The National Commission for Women (NCW) has recommended a national helpline for women deserted in Non-Resident Indian (NRI) marriages and the need for a dedicated fund to provide assistance to them.
What has been discussed?
- It also discussed ways to serve a non-bailable warrant against a male offender residing abroad who has abandoned his wife. Often, these men keep changing their address and it gets challenging to track them.
- So, it suggested that a special website be set up, so that summons posted there are deemed as served on a person. Another way to track them would be through their social security number.
- Other matters discussed were ex-parte judgments on divorce obtained by husbands abroad, which are already addressed under Section 13 of the Civil Procedure Code that deals with conditions under which foreign judgments are not conclusive.
- The consultation did not, however, discuss whether India should sign the Hague Convention, which requires that if a parent has run away with a child from one country to another due to a marital dispute, the child has to be returned to the country from where he or she has been removed.
Hague Convention on Child Abduction –
- The Hague Convention on the Civil Aspects of International Child Abduction or Hague Abduction Convention is a multilateral treaty developed by the Hague Conference on Private International Law (HCCH) that provides an expeditious method to return a child internationally abducted by a parent from one member country to another.
- It deals with international child custody cases.
- Passed in 1980, the Hague Convention on International Child Abduction, which came into force in 1983, rules that in any child custody case, the court of the country where the child is a “habitual resident” will adjudicate who will get custody.
- A total of ninety four countries, mostly developed nations in the Americas, Europe and Australia, are signatories to the Hague Convention
- The Convention applies only to children under the age of 16.
- India has not signed the Convention.
What is the stance of India?
- The government is not yet ready to sign the Hague treaty.
- The government is of the view that the decision could lead to harassment of women escaping marital discord or domestic violence.
- Government has constituted a committee on the issue.
- Committee report –
- A committee constituted by the Centre to examine legal issues involved in international parental abduction has opposed a central provision of the Hague Convention.
- It said that the criterion of habitual residence of the child, which is used to determine whether the child was wrongfully removed by a parent as well as to seek the return of the child to the country of habitual residence, was not in the best interest of the child.
- It also recommended setting up of a Child Removal Disputes Resolution Authority to act as a nodal body to decide on the custody of the child as well as a model law to deal with such disputes.

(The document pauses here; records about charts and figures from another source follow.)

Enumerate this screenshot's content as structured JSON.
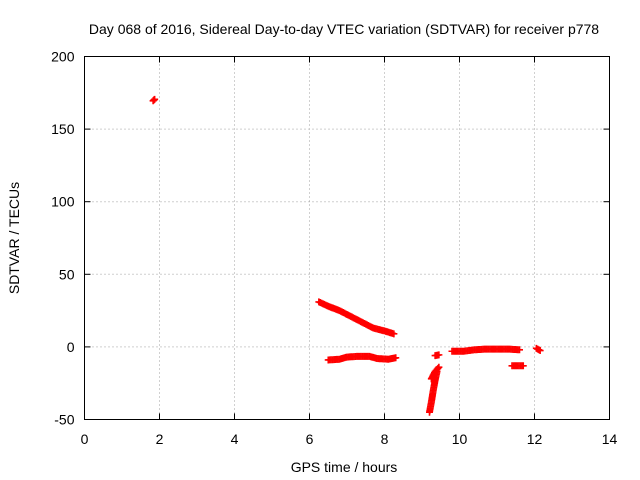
{
  "chart_data": {
    "type": "scatter",
    "title": "Day 068 of 2016, Sidereal Day-to-day VTEC variation (SDTVAR) for receiver p778",
    "xlabel": "GPS time / hours",
    "ylabel": "SDTVAR / TECUs",
    "xlim": [
      0,
      14
    ],
    "ylim": [
      -50,
      200
    ],
    "xticks": [
      "0",
      "2",
      "4",
      "6",
      "8",
      "10",
      "12",
      "14"
    ],
    "yticks": [
      "-50",
      "0",
      "50",
      "100",
      "150",
      "200"
    ],
    "grid": true,
    "legend": "none",
    "marker": "plus",
    "color": "#ff0000",
    "series": [
      {
        "segments": [
          [
            [
              1.83,
              169.5
            ],
            [
              1.87,
              170.5
            ]
          ],
          [
            [
              6.25,
              31
            ],
            [
              6.5,
              28
            ],
            [
              6.8,
              25
            ],
            [
              7.1,
              21
            ],
            [
              7.4,
              17
            ],
            [
              7.7,
              13
            ],
            [
              8.0,
              11
            ],
            [
              8.25,
              9
            ]
          ],
          [
            [
              6.5,
              -9
            ],
            [
              6.8,
              -8.5
            ],
            [
              7.0,
              -7
            ],
            [
              7.3,
              -6.5
            ],
            [
              7.6,
              -6.5
            ],
            [
              7.8,
              -8
            ],
            [
              8.1,
              -8.5
            ],
            [
              8.3,
              -7.5
            ]
          ],
          [
            [
              9.35,
              -6
            ],
            [
              9.45,
              -5.5
            ]
          ],
          [
            [
              9.2,
              -45
            ],
            [
              9.25,
              -38
            ],
            [
              9.3,
              -30
            ],
            [
              9.35,
              -23
            ],
            [
              9.4,
              -17
            ]
          ],
          [
            [
              9.25,
              -22
            ],
            [
              9.35,
              -17
            ],
            [
              9.45,
              -14
            ]
          ],
          [
            [
              9.8,
              -3
            ],
            [
              10.1,
              -3
            ],
            [
              10.4,
              -2
            ],
            [
              10.7,
              -1.5
            ],
            [
              11.0,
              -1.5
            ],
            [
              11.3,
              -1.5
            ],
            [
              11.6,
              -2
            ]
          ],
          [
            [
              11.4,
              -13
            ],
            [
              11.55,
              -13
            ],
            [
              11.7,
              -13
            ]
          ],
          [
            [
              12.05,
              -1
            ],
            [
              12.15,
              -2.5
            ]
          ]
        ]
      }
    ]
  }
}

- However, the government is contemplating assigning the National Commission for Protection of Children the responsibility to adjudicate on such cases along with a judicial expert.
About the ‘National Commission for Women’ –
- It was set up as a statutory body in January 1992 under the National Commission for Women Act, 1990.
- Its mission is to strive towards enabling women to achieve equality and equal participation in all spheres of life by securing her due rights and entitlements through suitable policy formulation, legislative measures, etc.
- Its functions are to –
- Review the constitutional and legal safeguards for women.
- Recommend remedial legislative measures.
- Facilitate redressal of grievances.
- Advise the Government on all policy matters affecting women.